The first paper, Klump et al. (1986) “The Hearing of an Avian Predator and its Avian Prey”, studied the hearing capabilities of a predatory bird species, the Northern Goshawk (Accipiter gentilis), as well as its prey species, the Eurasian Tree Sparrow (Passer montanus). The authors used acoustic playback experiments to measure both predator and prey response to different artificial calls created in laboratory conditions. They then compared responses between predators and their prey in order to evaluate how auditory cues might influence their hunting behavior.
They found that while the goshawks were able to detect the presence of tree sparrows at greater distances than previously expected, they were not necessarily more successful hunters when using this method; rather it is likely that visual cues are still more important for successful predation. Additionally, they discovered that even though tree sparrows can detect potential predators from up to 40 m away with their acute hearing abilities – they did not respond differently when presented with either low or high frequency stimuli which indicates some level of adaptation or habituation on their part.

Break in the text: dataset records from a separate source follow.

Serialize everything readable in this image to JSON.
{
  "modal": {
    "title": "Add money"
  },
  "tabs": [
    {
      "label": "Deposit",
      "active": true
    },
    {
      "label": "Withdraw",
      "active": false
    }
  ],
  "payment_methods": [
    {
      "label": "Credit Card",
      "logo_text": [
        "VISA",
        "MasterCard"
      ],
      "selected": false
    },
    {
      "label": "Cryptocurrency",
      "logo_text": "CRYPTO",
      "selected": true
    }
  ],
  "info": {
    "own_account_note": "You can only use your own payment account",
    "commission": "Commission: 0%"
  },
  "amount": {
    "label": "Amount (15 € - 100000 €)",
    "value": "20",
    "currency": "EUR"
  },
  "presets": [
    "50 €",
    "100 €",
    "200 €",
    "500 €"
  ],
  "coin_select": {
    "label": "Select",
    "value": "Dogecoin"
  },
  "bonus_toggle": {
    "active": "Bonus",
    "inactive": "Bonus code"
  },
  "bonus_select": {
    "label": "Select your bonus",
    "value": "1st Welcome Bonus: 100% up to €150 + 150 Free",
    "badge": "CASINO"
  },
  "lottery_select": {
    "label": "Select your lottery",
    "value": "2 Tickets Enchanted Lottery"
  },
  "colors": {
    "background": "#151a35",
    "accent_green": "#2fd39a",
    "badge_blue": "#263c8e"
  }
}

The second paper by Popple & Evans (2007) titled “Habituation-like Responses by European Starlings (Sturnus vulgaris) to Artificial Playback Stimuli” further explored the ideas discussed in Klump et al.’s paper by investigating whether or not European Starlings could become habituated to playback stimuli over time through conditioning experiments conducted over a 3 week period. Results showed that starlings had increased thresholds for responding after being exposed multiple times to various types of auditory cue – indicating some form of habituation effect had occurred due these repeated exposures.
Overall these two papers provide valuable insight into how avian species use auditory cues for detecting potential threats within their surrounding environment as well as how certain birds may become less sensitive over time if repeatedly exposed similar sounds – potentially leading them into dangerous situations if they don’t take proper cautionary measures!